Fabry's Disease is a genetic disorder, a single missing gene, passed on through the maternal line. It is extremely rare. In Canada it affects only descendants of a single woman from Tancook Island in Mahone Bay, NS.

Accordingly, there are several hundred people suffering from it, almost all of them in South Shore Nova Scotia around that Bay or nearby. The disease has long term effects that manifest not unlike chronic fatigue - since the missing gene clears out toxins from the cells.

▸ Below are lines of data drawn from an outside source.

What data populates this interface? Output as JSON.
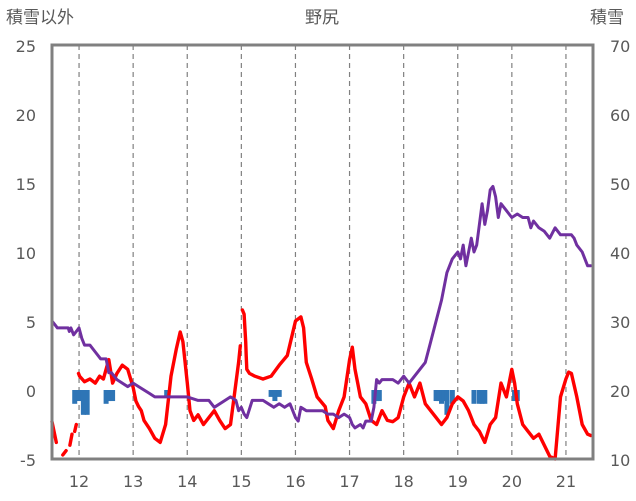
{
  "chart_data": {
    "type": "line",
    "title": "野尻",
    "left_axis_label": "積雪以外",
    "right_axis_label": "積雪",
    "ylim_left": [
      -5,
      25
    ],
    "ylim_right": [
      10,
      70
    ],
    "left_ticks": [
      "25",
      "20",
      "15",
      "10",
      "5",
      "0",
      "-5"
    ],
    "right_ticks": [
      "70",
      "60",
      "50",
      "40",
      "30",
      "20",
      "10"
    ],
    "xlim": [
      11.5,
      21.5
    ],
    "x_ticks": [
      "12",
      "13",
      "14",
      "15",
      "16",
      "17",
      "18",
      "19",
      "20",
      "21"
    ],
    "grid": "vertical dashed",
    "colors": {
      "temperature": "#ff0000",
      "snow_depth": "#7030a0",
      "precipitation": "#2e75b6",
      "grid": "#808080",
      "frame": "#808080"
    },
    "series": [
      {
        "axis": "left",
        "style": "line",
        "x": [
          11.5,
          11.58,
          11.6,
          11.7,
          11.76,
          11.77,
          11.83,
          11.87,
          11.88,
          11.92,
          11.95,
          11.96,
          11.99,
          12.01,
          12.1,
          12.2,
          12.3,
          12.38,
          12.45,
          12.55,
          12.62,
          12.7,
          12.8,
          12.9,
          13.0,
          13.05,
          13.1,
          13.15,
          13.2,
          13.3,
          13.4,
          13.5,
          13.6,
          13.7,
          13.8,
          13.87,
          13.92,
          14.0,
          14.05,
          14.12,
          14.2,
          14.3,
          14.4,
          14.5,
          14.6,
          14.7,
          14.8,
          14.9,
          14.95,
          14.98,
          15.0,
          15.02,
          15.05,
          15.08,
          15.09,
          15.1,
          15.15,
          15.25,
          15.4,
          15.55,
          15.7,
          15.85,
          16.0,
          16.1,
          16.15,
          16.2,
          16.3,
          16.4,
          16.55,
          16.6,
          16.7,
          16.8,
          16.9,
          17.0,
          17.05,
          17.1,
          17.15,
          17.2,
          17.3,
          17.4,
          17.5,
          17.6,
          17.7,
          17.8,
          17.9,
          18.0,
          18.1,
          18.2,
          18.3,
          18.4,
          18.5,
          18.6,
          18.7,
          18.8,
          18.9,
          19.0,
          19.1,
          19.2,
          19.3,
          19.4,
          19.5,
          19.6,
          19.7,
          19.8,
          19.9,
          20.0,
          20.05,
          20.1,
          20.2,
          20.3,
          20.4,
          20.5,
          20.6,
          20.7,
          20.8,
          20.9,
          21.0,
          21.05,
          21.1,
          21.2,
          21.3,
          21.4,
          21.46
        ],
        "values": [
          -2.3,
          -3.8,
          null,
          -4.7,
          -4.4,
          null,
          -4.0,
          -3.2,
          null,
          -3.0,
          -2.5,
          null,
          1.2,
          1.0,
          0.6,
          0.8,
          0.5,
          1.0,
          0.8,
          2.2,
          0.5,
          1.2,
          1.8,
          1.5,
          0.2,
          -0.8,
          -1.2,
          -1.5,
          -2.2,
          -2.8,
          -3.5,
          -3.8,
          -2.5,
          1.0,
          3.0,
          4.2,
          3.5,
          0.5,
          -1.5,
          -2.2,
          -1.8,
          -2.5,
          -2.0,
          -1.5,
          -2.2,
          -2.8,
          -2.5,
          0.5,
          2.0,
          3.2,
          null,
          5.8,
          5.5,
          3.5,
          2.5,
          1.5,
          1.2,
          1.0,
          0.8,
          1.0,
          1.8,
          2.5,
          5.0,
          5.3,
          4.5,
          2.0,
          0.8,
          -0.5,
          -1.2,
          -2.2,
          -2.8,
          -1.5,
          -0.5,
          2.2,
          3.1,
          1.5,
          0.5,
          -0.5,
          -1.0,
          -2.2,
          -2.5,
          -1.5,
          -2.2,
          -2.3,
          -2.0,
          -0.5,
          0.5,
          -0.5,
          0.5,
          -1.0,
          -1.5,
          -2.0,
          -2.5,
          -2.0,
          -1.0,
          -0.5,
          -0.8,
          -1.5,
          -2.5,
          -3.0,
          -3.8,
          -2.5,
          -2.0,
          0.5,
          -0.5,
          1.5,
          0.5,
          -1.0,
          -2.5,
          -3.0,
          -3.5,
          -3.2,
          -4.0,
          -4.8,
          -5.0,
          -0.5,
          0.8,
          1.3,
          1.2,
          -0.5,
          -2.5,
          -3.2,
          -3.3
        ]
      },
      {
        "axis": "right",
        "style": "line",
        "x": [
          11.5,
          11.55,
          11.6,
          11.8,
          11.82,
          11.85,
          11.9,
          11.95,
          12.0,
          12.05,
          12.1,
          12.2,
          12.3,
          12.4,
          12.5,
          12.55,
          12.6,
          12.7,
          12.8,
          12.9,
          13.0,
          13.1,
          13.2,
          13.3,
          13.4,
          13.5,
          13.6,
          13.8,
          14.0,
          14.2,
          14.3,
          14.4,
          14.5,
          14.7,
          14.8,
          14.9,
          14.95,
          15.0,
          15.05,
          15.1,
          15.2,
          15.3,
          15.4,
          15.5,
          15.6,
          15.7,
          15.8,
          15.9,
          16.0,
          16.05,
          16.1,
          16.2,
          16.5,
          16.6,
          16.7,
          16.8,
          16.9,
          17.0,
          17.05,
          17.1,
          17.2,
          17.25,
          17.3,
          17.4,
          17.45,
          17.5,
          17.55,
          17.6,
          17.7,
          17.8,
          17.9,
          18.0,
          18.1,
          18.2,
          18.3,
          18.4,
          18.5,
          18.6,
          18.7,
          18.8,
          18.9,
          19.0,
          19.05,
          19.1,
          19.15,
          19.2,
          19.25,
          19.3,
          19.35,
          19.4,
          19.45,
          19.5,
          19.55,
          19.6,
          19.65,
          19.7,
          19.75,
          19.8,
          19.9,
          20.0,
          20.1,
          20.2,
          20.3,
          20.35,
          20.4,
          20.5,
          20.6,
          20.7,
          20.8,
          20.9,
          21.0,
          21.05,
          21.1,
          21.15,
          21.2,
          21.3,
          21.4,
          21.46
        ],
        "values": [
          30.0,
          29.5,
          29.0,
          29.0,
          28.5,
          29.0,
          28.0,
          28.5,
          29.0,
          27.5,
          26.5,
          26.5,
          25.5,
          24.5,
          24.5,
          22.5,
          22.5,
          21.5,
          21.0,
          20.5,
          21.0,
          20.5,
          20.0,
          19.5,
          19.0,
          19.0,
          19.0,
          19.0,
          19.0,
          18.5,
          18.5,
          18.5,
          17.5,
          18.5,
          19.0,
          18.5,
          17.0,
          17.5,
          16.5,
          16.0,
          18.5,
          18.5,
          18.5,
          18.0,
          17.5,
          18.0,
          17.5,
          18.0,
          16.0,
          15.5,
          17.5,
          17.0,
          17.0,
          16.5,
          16.5,
          16.0,
          16.5,
          16.0,
          15.0,
          14.5,
          15.0,
          14.5,
          15.5,
          15.5,
          17.5,
          21.5,
          21.0,
          21.5,
          21.5,
          21.5,
          21.0,
          22.0,
          21.0,
          22.0,
          23.0,
          24.0,
          27.0,
          30.0,
          33.0,
          37.0,
          39.0,
          40.0,
          39.0,
          41.0,
          38.0,
          40.0,
          42.0,
          40.0,
          41.0,
          44.0,
          47.0,
          44.0,
          46.0,
          49.0,
          49.5,
          48.0,
          45.0,
          47.0,
          46.0,
          45.0,
          45.5,
          45.0,
          45.0,
          43.5,
          44.5,
          43.5,
          43.0,
          42.0,
          43.5,
          42.5,
          42.5,
          42.5,
          42.5,
          42.0,
          41.0,
          40.0,
          38.0,
          38.0
        ]
      },
      {
        "axis": "left",
        "style": "bar",
        "x": [
          11.92,
          12.0,
          12.08,
          12.15,
          12.5,
          12.55,
          12.62,
          13.62,
          15.55,
          15.62,
          15.7,
          17.45,
          17.5,
          17.55,
          18.6,
          18.65,
          18.7,
          18.75,
          18.8,
          18.9,
          19.3,
          19.4,
          19.45,
          19.5,
          20.05,
          20.1
        ],
        "values": [
          -1.0,
          -0.8,
          -1.8,
          -1.8,
          -1.0,
          -0.8,
          -0.8,
          -0.5,
          -0.5,
          -0.8,
          -0.5,
          -1.0,
          -0.8,
          -0.8,
          -0.8,
          -0.8,
          -1.0,
          -0.8,
          -1.8,
          -1.0,
          -1.0,
          -1.0,
          -1.0,
          -1.0,
          -0.8,
          -0.8
        ]
      }
    ]
  }
}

Two treatments are now available, after extensive testing on volunteers (from the South Shore). However, as the clinical trial period ends, so does their coverage.

As the disorder is genetic, a science-based treatment is the only possible treatment. There are no alternatives. The drugs are expensive and cannot be covered by anyone who is not extremely and independently wealthy. In Canada it is only governments in a position to pay for the therapy.

Despite the fact that the NS PC Premier of Nova Scotia, John Hamm, received over $800M from the Atlantic Accord, as of 2005-04, his government had made no promises to cover the $20M/year cost of coverage, and, had not broached the issue with the federal government to cover the extremely localized misfortune of these people.

This is expected to be an issue in any Nova Scotia provincial election, 2005, as the clinical coverage has only recently run out.